Lejri Abderrazak
écrit – Les révolutions qui soulèvent les pays arabes risquent de réaliser la moitié des objectifs en y libérant seulement les «hommes». Les femmes doivent avoir une place dans les instances décisionnelles.


Tout le monde connaît désormais la Libyenne Imen Labidi, qui a fait une esclandre devant la presse internationale pour les abus commis sur elle par les Katayeb de Kadhafi.
En relation avec ce drame, qui peut être placé dans le contexte arabo musulman où les frustrations sexuelles s’ajoutent aux privations de liberté et, par extension, en rapport avec les drames similaires où les abus en temps de guerre ou d’instabilité dont sont victimes les femmes – qu’il s’agisse en Amérique du Sud, à Srebrenica , à Goma en République démocratique du Congo ou récemment en Côte d’Ivoire –, mon interprétation est que les hommes avec un «h» minuscule, en plus de la bestialité animale et le sentiment d’impunité qu’autorisent des circonstances de non droit, font payer aux femmes l’audace et le courage dont elles se permettent de faire preuve à titre égalitaire avec les hommes, notamment contre des appareils sécuritaires ou des bandes armées, la guerre d’une façon séculaire faisant partie des prérogatives masculines.

 

L’insupportable concurrence des femmes!
Ces actes traduisent en général une lâcheté individuelle qu’autorise l’action en groupe et l’humiliation par le viol-petit profit indigne commis dans la foulée en toute impunité sous la contrainte, lors de périodes troubles – sous-tend une contestation du partage de la singularité de l’homme dans ce qu’il a d’abject et de mauvais: la violence physique et dans laquelle il ne saurait tolérer la concurrence de la femme à laquelle sont concédés les sous-sentiments de gentillesse, bonté, douceur et tendresse qu’elle est autorisée à faire montre notamment pendant la période de la maternité!
Nul n’ignore que les femmes (en Tunisie comme ailleurs) ont été en première ligne dans les mouvements de contestation aux heures les plus chaudes des confrontations et le pire est quand ces actes précités sont commis – non par des agents de l’ordre habitués qu’ils sont aux exactions corporelles – mais par des personnes censées justement se soulever contre l’oppression et la torture en invoquant les droits de l’Homme (dont la lecture syntaxique exclurait celui de la femme)!
Ces derniers, notamment dans les pays où des coutumes rétrogrades et machistes permettent aux hommes d’exercer leur propre justice sexuelle jusqu’à condamner pour adultère certaines femmes non mariées, après vérification (?!), qu’elles ne sont pas vierges et qui se permettent en plus d’avoir le culot et l’audace de manifester à côté et au même titre que les hommes!

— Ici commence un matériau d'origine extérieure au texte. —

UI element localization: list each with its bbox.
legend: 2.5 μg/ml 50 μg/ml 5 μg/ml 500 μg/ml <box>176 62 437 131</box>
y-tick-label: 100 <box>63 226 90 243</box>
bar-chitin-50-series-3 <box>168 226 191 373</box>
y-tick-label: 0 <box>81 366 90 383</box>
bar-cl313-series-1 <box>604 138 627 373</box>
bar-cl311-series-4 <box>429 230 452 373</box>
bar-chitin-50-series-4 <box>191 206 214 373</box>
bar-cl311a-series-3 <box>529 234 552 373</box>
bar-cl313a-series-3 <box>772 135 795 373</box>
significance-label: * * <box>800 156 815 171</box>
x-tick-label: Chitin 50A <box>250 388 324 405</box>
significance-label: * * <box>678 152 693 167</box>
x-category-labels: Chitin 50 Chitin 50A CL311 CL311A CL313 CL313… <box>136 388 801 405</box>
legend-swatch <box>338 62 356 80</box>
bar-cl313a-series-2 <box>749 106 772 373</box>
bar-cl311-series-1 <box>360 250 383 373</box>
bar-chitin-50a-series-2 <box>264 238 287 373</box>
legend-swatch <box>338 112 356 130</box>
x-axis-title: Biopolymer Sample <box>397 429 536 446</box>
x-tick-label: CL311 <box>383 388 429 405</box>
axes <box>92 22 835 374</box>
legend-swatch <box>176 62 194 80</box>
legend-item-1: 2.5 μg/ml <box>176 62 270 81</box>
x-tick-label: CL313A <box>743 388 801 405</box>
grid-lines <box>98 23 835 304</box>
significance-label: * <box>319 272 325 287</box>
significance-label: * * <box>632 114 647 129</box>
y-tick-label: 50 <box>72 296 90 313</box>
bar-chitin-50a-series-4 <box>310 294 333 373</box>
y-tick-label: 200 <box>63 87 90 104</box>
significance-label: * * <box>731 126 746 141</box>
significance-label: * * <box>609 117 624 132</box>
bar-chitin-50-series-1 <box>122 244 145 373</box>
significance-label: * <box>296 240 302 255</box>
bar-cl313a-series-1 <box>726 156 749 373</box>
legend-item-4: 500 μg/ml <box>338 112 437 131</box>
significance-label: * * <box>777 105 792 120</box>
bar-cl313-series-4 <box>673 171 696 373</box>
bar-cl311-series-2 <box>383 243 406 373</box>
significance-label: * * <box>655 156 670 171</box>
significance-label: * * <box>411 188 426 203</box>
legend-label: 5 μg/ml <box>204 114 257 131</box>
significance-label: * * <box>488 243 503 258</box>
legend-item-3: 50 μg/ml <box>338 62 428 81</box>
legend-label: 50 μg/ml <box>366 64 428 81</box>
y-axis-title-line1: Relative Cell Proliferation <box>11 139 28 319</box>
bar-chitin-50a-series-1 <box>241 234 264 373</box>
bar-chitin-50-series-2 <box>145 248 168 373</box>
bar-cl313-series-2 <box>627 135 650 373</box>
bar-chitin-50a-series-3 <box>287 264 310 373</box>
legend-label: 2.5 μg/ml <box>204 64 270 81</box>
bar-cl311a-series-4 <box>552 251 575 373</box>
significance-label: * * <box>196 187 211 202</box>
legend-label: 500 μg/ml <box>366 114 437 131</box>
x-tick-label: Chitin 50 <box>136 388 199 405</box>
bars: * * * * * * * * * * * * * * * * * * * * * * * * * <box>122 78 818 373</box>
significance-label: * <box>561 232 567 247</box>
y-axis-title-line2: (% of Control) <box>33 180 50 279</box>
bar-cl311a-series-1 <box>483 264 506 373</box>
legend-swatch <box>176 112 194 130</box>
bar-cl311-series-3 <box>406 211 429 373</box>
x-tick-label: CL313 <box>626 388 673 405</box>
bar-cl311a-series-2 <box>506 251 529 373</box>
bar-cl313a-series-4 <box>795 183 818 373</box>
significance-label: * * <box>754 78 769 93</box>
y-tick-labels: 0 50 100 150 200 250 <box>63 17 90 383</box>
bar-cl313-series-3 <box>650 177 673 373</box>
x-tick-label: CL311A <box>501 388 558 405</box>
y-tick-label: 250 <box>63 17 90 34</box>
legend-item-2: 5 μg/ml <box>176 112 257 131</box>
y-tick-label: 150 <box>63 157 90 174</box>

La révolution dans la tête
Les révolutions qui soulèvent les pays arabes après plusieurs siècles de léthargie notamment pendant l’occupation ottomane, risquent de réaliser la moitié des objectifs en y libérant seulement les «hommes».
La révolution qui reste à faire – et qui est plus difficile – est celle des hommes sur eux-mêmes au plans mental et culturel pour que la femme ait une place représentative dans les instances politiques et décisionnelles comme le réclame Khédija El Madani dans un quotidien de la place sous le titre «Y a-t-il des femmes en Tunisie?».
Un ami me fait remarquer que « la révolution doit se faire aussi bien dans les têtes des hommes que celles des femmes», ces dernières étant peu enclines à la chose politique et que faire le lien entre un acte de viol (acte simplement criminel) et une révolution «féministe» dans les têtes c’est trouver une justification «culturelle» ou «machiste» a un acte criminel.
Les deux féministes allemandes, Clara Zetkin, figure historique du féminisme mondial morte en 1889, et Rosa Luxemburg, militante révolutionnaire qui appelait en 1906 à lutter notamment pour la libération de la femme de l’assujettissement à l’homme doivent un siècle et demi après se retourner dans leurs tombes.

* Ingénieur informaticien et chef d’entreprise.